Smokey DieselIn 2018 the then Rail Minister, Jo Johnson, challenged the rail industry to reduce its carbon emissions and a recent report sets out the industry's initial response in the form of an Interim Report.

In its lack of emphasis on further electrification it does appear that the terms of reference might have been restricted by the diastrous Secretary of State for Transport, Chris Grayling whose cancellation of several rail electrification schemes the year before led to changes to existing procurement orders for rail vehicles in favour of an increased number of hybrid locomotives. This was an inevitable consequence of the cuts to the planned electric network but it led to considerable increases in the costs of those vehicles, reduced efficiency of operating performance, higher maintenance costs for more complex equipment and timetable chaos as operators were faced with a shortage of drivers, many of whom had ended up being trained to operate what was now the wrong type of train.
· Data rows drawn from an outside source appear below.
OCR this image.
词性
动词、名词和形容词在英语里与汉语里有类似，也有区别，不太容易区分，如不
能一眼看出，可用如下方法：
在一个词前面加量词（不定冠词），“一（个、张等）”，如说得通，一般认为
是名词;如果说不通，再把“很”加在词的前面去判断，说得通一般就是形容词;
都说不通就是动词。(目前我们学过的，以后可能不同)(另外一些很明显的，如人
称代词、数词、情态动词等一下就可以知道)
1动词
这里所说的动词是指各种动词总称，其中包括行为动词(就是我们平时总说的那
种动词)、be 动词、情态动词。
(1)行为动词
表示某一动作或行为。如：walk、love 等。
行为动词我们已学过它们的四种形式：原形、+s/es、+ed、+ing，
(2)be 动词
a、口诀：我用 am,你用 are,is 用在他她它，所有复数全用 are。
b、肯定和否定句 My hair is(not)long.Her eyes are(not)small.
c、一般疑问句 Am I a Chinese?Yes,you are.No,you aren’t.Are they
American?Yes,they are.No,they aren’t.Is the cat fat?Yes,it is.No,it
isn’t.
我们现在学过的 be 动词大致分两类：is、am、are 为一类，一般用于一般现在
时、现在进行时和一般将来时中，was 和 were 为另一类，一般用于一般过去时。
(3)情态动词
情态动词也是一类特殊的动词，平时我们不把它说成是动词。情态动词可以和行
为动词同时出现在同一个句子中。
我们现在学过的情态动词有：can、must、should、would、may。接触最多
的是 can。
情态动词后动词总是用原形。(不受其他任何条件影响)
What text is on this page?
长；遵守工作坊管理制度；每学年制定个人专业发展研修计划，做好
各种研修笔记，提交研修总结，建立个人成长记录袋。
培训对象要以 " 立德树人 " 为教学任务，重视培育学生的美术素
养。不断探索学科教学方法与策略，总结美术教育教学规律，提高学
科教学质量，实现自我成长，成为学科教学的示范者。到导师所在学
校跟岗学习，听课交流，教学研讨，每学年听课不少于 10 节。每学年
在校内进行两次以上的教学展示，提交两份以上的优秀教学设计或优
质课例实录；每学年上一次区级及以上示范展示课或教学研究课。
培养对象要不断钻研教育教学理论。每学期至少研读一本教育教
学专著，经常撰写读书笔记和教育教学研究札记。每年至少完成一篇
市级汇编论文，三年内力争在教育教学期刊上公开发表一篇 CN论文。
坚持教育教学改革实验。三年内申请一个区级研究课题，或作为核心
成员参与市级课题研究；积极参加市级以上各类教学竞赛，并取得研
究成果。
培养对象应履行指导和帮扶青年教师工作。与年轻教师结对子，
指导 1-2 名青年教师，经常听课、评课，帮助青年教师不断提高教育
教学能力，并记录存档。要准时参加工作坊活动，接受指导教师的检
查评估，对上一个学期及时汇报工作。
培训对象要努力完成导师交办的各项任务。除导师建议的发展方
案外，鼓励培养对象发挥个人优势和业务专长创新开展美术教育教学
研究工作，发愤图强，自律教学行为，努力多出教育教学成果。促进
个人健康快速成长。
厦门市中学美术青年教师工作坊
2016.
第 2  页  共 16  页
Nevertheless it should be remembered that even at the moment rail travel is the most mechanically efficient form of transport and with a far smaller carbon footprint than anything other than a full, long-distance megabus.

The industry's Decarbonisation Taskforce found that eliminating diesel traction was complex without extending the electrified network, but for passenger trains at least it should prove possible to eliminate diesel-only haulage by 2040 - the government target. This could be achieved by using a variety of hybrid diesel-electric locomotives in addition to electric-only ones.

Freight trains, however, often follow paths across the country that are very different from the patterns of passenger travel. Because they often run at night, at times when track maintenance is taking place, they need to be able to cope with flexible routing requirements. Such routes are seldom along electrified track for the entire journey.

At the moment, therefore, no satisfactory solution exists for freight movements, though the industry continues to look for better options.

Of course the freight traffic is considerably less than passenger traffic so, despite difficulties with freight, considerable improvement in both carbon dioxide emissions and in air pollution should be achievable with a progressive replacement of existing diesel locomotives with more efficient modern stock.

Moreover it must be admitted that railfreight has great potential to take freight off our roads - and a diesel locomotive on a railway tends to be much further away from families and children than the big HGVs that still drive through and around our towns.

Overall the report is somewhat disappointing, but it is still a step in the right direction.